Der Ägyptologe Peter A. Piccione erklärte 1990: „Nach dem, was wir von diesem Spiel wissen, … bewegten sich die katzenartigen Spielsteine in einer Spirale entlang der Quadrate, offenbar vom Schwanz an der Außenseite zum Kopf der Schlange in der Mitte.“ Die kugelförmigen, marmorähnlichen Spielsteine könnten in ähnlicher Weise durch die „längeren, spiralförmigen Rillen“ gerollt worden sein.

Überraschenderweise, bemerkt Parlett, ist keiner der heute bekannten Mehen-Spielsteine klein genug, um in die einzelnen Segmente der Spielbretter zu passen, mit denen sie gefunden wurden, was einem ohnehin schon mysteriösen Spiel noch eine weitere Ebene der Intrige hinzufügt.

Nine Men’s Morris

Eine Illustration von Spaniern aus dem 13. Jahrhundert, die Nine Men’s Morris spielen (Public domain)

Im Herbst 2018 wurde bei Ausgrabungen in der russischen Festung Vyborg Castle ein lange vergessenes mittelalterliches Spielbrett gefunden, das in die Oberfläche eines Tonziegels geätzt war. Während der Fund selbst aus dem vergleichsweise jungen 16. Jahrhundert stammt, wurde das Spiel, das er darstellt, bereits 1400 v. Chr. gespielt, als ägyptische Arbeiter, die den Tempel von Kurna bauten, ein Morris-Brett in eine Dachplatte einritzten.

Vergleichbar mit dem modernen Dame-Spiel, mussten die Gegner beim Nine Men’s Morris ihre Armee von neun „Männern“, die jeweils durch eine andere Spielfigur repräsentiert wurden, über ein gitterartiges Spielfeld dirigieren. Wenn ein Spieler eine Mühle oder eine Reihe von drei Männern aufstellt, kann er eine gegnerische Figur schlagen. Wer als Erster keine Mühle bilden konnte oder als Erster alle Figuren bis auf zwei verlor, hatte das Spiel verloren. Andere Versionen des Spiels sahen vor, dass sich jeder Spieler auf ein Arsenal von 3, 6 oder 12 Figuren stützen konnte.
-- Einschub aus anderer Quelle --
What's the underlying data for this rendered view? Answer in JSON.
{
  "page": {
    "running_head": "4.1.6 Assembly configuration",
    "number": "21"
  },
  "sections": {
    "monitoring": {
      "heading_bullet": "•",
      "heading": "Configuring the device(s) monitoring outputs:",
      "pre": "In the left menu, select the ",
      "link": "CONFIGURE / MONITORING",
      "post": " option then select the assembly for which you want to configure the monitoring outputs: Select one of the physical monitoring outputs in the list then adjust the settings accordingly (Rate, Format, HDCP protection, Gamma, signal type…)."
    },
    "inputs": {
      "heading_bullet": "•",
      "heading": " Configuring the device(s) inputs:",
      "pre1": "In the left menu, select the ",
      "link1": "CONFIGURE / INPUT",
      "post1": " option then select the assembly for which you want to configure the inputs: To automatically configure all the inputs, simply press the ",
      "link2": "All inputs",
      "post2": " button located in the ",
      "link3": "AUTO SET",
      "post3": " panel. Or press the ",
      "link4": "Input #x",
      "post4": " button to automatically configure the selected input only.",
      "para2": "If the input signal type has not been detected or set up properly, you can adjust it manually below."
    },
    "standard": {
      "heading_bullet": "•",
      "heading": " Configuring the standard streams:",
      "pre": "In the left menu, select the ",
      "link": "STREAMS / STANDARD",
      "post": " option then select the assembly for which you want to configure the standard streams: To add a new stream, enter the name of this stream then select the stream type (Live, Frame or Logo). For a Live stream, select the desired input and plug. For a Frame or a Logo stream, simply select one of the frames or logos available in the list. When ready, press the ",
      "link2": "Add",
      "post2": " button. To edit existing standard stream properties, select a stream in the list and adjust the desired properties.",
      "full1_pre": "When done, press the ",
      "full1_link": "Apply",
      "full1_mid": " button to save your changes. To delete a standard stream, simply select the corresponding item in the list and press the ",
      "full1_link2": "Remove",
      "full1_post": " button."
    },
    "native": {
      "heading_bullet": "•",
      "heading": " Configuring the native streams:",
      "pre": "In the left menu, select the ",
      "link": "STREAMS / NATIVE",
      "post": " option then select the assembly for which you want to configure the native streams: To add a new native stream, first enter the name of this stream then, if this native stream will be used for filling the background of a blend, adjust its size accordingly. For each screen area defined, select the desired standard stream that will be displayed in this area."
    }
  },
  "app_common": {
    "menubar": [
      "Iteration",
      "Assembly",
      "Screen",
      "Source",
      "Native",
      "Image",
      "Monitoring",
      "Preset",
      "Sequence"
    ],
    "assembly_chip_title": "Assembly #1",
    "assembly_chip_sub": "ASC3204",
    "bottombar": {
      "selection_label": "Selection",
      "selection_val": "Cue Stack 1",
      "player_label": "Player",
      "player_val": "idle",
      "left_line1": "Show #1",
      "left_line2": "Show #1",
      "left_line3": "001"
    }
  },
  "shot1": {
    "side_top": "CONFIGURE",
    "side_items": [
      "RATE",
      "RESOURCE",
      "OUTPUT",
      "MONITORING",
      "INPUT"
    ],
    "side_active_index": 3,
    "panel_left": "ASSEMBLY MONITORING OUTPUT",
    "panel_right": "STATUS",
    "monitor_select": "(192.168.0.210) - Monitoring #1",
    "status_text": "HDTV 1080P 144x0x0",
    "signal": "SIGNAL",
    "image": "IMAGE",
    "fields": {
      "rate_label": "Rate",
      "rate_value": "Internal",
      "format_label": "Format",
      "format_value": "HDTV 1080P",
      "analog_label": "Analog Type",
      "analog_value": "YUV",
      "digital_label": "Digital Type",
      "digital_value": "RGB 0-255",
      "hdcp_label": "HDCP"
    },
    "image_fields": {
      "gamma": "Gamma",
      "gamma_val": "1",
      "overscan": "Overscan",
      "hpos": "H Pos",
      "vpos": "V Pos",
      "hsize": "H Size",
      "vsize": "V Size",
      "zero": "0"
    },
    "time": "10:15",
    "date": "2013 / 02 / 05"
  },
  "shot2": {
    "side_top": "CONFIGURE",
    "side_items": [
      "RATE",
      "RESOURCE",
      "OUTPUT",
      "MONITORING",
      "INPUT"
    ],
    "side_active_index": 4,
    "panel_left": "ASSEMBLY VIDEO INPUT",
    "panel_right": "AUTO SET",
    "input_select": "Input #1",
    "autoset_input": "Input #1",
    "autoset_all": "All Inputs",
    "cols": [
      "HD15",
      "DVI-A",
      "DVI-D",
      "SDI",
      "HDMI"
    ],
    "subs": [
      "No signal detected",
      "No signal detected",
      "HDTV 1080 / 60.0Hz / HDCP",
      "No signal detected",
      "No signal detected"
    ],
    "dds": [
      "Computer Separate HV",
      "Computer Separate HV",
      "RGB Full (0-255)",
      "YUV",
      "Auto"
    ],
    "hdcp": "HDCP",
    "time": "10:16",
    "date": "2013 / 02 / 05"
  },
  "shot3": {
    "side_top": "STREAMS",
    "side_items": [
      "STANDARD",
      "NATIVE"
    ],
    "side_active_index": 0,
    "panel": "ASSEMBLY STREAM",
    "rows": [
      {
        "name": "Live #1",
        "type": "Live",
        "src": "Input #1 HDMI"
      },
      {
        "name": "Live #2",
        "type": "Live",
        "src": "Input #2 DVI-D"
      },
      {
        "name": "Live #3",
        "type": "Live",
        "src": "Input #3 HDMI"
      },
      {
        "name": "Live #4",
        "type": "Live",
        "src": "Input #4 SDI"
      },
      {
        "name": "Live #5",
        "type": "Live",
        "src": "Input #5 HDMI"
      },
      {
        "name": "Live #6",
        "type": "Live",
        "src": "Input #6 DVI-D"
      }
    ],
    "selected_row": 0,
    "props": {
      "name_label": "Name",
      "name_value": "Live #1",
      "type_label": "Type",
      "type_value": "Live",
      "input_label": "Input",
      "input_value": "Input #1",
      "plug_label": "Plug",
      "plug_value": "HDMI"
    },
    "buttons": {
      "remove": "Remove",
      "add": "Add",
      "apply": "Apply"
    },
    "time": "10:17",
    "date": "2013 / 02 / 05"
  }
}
Beispiele für Nine Men’s Morris gibt es zuhauf, die in Griechenland, Norwegen, Irland, Frankreich, Deutschland, England und anderen Ländern auf der ganzen Welt ausgegraben wurden, heißt es in Games of the World: How to Make Them, How to Play Them, How They Came to Be. Besonders beliebt war das Spiel im mittelalterlichen Europa und fand sogar in Shakespeares Sommernachtstraum Erwähnung.

Ein mittelalterliches Morris-Brett, das in Deutschland ausgegraben wurde (Wolfgang Sauber via Wikimedia Commons unter CC BY-SA 4.0)

Tafl

Mönche verwendeten das scheibenförmige Spielbrett wahrscheinlich im siebten oder achten Jahrhundert, um Hnefatafl zu spielen, ein nordisches Strategiespiel, bei dem ein König und seine Verteidiger gegen zwei Dutzend Angreifer antreten. (Michael Sharpe / The Book of Deer Project)

Einer der beliebtesten Zeitvertreibe im alten Skandinavien war eine Familie von Strategiespielen, die unter dem Namen Tafl bekannt sind. Laut der Oxford History of Board Games spielten die Norweger Tafl bereits 400 n. Chr.. Tafl, eine Mischung aus Kriegs- und Jagdspiel, verbreitete sich von Skandinavien aus nach Island, Großbritannien und Irland, fiel aber in Ungnade, als Schach im 11. und 12. Jahrhundert in England und den nordischen Ländern an Bedeutung gewann.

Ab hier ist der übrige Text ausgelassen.